21 January 2025 : Keith Williams gives invited lecture at Anglia Ruskin University School of Architecture

Keith kicked off 2025 with a lecture on the work of his studio at the School of Architecture and Planning, Anglia Ruskin University.

Having been an external examiner in recent years to the School in Chelmsford, Essex, Keith was delighted to have been asked to return to speak on his work and share his thoughts and theories with the students and academic staff.

The school’s architectural staff in attendance included Head of School Dr Maria Vogiatzaki, who introduced Keith along with Alastair Barr, Dr Ana Cocho-Bermejo,Dr Giacomo Damiani and Howard Gilby.

Entitled Architecture of the Specific, Keith explored the  fundamental principles that have guided his work over his career,

He spoke on some of the firm’s key projects including Athlone Civic Centre,  the Unicorn Theatre, the National Opera House, Wexford, Ireland, the Marlowe Theatre, Canterbury, Lloydminster Cultural and Science Centre, Canada,  the upgrades that he is planning to the Spence Quarter at the University of Sussex, and the recently completed DeValera Library and Súil Art Gallery in Ennis, Ireland.

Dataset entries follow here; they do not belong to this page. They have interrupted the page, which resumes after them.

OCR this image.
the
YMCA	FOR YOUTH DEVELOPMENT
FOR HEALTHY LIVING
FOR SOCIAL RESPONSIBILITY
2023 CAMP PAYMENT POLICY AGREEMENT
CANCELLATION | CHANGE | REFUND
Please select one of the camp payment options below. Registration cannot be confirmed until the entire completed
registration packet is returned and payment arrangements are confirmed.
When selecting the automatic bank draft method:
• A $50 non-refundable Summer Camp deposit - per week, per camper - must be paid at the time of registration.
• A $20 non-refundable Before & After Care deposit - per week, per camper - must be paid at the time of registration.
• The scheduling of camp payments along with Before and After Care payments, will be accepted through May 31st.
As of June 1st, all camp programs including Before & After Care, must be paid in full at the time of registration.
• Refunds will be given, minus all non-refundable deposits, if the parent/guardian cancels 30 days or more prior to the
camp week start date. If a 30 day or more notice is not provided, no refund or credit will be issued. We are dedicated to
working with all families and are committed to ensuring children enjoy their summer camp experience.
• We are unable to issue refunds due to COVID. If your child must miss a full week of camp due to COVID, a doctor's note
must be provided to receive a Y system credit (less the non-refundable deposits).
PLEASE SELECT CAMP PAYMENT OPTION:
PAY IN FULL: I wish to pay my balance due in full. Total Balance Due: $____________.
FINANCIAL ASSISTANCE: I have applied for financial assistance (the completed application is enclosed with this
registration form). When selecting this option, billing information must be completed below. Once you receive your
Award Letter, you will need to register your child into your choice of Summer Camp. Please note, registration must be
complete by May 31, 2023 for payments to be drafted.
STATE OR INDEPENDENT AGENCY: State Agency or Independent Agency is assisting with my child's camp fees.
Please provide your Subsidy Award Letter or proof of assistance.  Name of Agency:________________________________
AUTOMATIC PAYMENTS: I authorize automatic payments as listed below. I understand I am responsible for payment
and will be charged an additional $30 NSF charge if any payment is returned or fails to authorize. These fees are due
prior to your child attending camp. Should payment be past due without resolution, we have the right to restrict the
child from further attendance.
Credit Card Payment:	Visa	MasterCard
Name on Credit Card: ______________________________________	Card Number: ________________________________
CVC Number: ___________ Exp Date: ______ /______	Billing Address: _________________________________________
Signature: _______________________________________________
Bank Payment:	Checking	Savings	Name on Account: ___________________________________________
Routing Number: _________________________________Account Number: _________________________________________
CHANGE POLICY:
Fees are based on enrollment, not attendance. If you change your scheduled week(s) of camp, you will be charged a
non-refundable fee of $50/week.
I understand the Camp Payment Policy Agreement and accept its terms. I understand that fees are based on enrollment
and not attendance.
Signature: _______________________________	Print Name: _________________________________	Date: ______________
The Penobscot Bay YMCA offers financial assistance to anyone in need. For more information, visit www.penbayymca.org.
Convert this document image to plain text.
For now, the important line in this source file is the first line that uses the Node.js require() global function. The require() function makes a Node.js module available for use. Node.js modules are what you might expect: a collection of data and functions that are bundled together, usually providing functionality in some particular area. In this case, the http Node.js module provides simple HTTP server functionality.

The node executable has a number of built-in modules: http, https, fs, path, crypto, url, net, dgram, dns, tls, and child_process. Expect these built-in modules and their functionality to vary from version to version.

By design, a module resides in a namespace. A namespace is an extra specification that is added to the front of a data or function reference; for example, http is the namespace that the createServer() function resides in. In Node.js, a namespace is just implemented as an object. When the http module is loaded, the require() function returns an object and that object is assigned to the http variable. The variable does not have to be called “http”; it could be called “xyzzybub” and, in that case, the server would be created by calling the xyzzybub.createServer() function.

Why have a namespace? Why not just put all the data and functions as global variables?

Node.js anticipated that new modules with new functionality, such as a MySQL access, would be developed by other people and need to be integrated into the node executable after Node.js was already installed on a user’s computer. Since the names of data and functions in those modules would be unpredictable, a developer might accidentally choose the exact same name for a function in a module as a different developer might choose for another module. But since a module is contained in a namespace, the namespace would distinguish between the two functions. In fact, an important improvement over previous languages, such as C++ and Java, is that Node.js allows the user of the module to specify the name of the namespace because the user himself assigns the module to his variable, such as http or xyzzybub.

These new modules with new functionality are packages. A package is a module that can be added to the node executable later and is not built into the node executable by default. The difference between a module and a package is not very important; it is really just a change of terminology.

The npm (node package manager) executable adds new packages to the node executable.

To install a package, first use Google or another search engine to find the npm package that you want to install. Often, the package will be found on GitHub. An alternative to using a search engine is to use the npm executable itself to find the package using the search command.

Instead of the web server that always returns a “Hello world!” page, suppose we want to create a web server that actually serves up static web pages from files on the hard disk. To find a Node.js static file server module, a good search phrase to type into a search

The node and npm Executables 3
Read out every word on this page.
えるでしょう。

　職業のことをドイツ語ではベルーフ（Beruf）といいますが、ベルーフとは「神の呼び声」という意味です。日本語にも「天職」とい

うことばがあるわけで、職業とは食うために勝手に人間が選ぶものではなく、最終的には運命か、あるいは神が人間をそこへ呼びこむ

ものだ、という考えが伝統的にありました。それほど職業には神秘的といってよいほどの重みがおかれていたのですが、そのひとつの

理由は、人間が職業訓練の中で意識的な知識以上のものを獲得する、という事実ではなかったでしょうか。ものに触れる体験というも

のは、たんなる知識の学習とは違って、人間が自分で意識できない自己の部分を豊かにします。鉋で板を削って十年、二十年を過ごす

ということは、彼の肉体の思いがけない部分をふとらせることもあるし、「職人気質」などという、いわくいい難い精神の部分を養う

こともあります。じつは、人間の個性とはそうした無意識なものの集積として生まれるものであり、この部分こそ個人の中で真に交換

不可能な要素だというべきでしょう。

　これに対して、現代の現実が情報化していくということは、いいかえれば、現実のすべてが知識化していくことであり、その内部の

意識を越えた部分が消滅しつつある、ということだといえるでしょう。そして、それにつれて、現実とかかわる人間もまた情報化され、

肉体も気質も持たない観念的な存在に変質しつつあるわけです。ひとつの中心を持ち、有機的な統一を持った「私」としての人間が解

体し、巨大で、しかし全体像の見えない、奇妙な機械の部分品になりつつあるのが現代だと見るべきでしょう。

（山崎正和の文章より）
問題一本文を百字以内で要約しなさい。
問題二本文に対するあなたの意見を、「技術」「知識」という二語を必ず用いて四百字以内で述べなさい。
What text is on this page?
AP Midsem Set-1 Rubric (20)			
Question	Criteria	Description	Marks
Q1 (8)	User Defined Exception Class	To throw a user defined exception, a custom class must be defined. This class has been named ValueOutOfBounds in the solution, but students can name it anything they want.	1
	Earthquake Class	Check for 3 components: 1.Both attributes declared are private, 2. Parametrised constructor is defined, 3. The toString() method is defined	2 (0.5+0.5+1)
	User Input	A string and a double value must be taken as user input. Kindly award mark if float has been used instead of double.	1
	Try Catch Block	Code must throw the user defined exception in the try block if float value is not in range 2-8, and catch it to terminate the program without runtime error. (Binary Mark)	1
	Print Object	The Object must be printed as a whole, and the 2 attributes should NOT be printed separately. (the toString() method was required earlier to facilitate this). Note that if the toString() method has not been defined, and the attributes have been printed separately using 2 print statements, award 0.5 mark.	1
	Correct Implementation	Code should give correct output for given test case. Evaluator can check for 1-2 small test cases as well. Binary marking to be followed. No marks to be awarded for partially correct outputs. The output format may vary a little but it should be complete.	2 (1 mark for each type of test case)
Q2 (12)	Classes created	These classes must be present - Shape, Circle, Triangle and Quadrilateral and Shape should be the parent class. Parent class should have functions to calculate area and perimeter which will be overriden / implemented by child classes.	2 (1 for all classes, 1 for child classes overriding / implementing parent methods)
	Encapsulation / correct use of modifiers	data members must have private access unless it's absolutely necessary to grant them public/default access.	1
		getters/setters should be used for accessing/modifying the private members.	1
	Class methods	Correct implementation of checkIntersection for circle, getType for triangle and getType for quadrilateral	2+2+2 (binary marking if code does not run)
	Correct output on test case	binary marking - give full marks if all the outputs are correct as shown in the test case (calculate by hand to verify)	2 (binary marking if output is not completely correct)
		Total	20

He expounded upon key motivations saying that “our architecture centres on the interplay of space, light, form and material coupled with careful consideration for scale, history and context. I am very concerned with the way in which people experience architecture and process through my buildings. I try to make buildings that achieve an aesthetic balance between the contemporary, the visionary and that which exists and I am very concerned with the way in which people experience architecture and process through my buildings”

Keith closed the lecture with reference to one of his overarching observations….‘In architecture there is a part that is logical, pragmatic, reasoned, and there is a part that emerges from the sensual and the aesthetic. Without a fusion of these opposing principles it seems unlikely that great architecture can ever be made.’

Delighted at the turnout with virtually the whole undergraduate school wedged into the design studio for the lecture, with students sat on the floor, perched on layout tables and sharing chairs, Keith was left to muse that perhaps the school might need access to a larger lecture theatre on such occasions.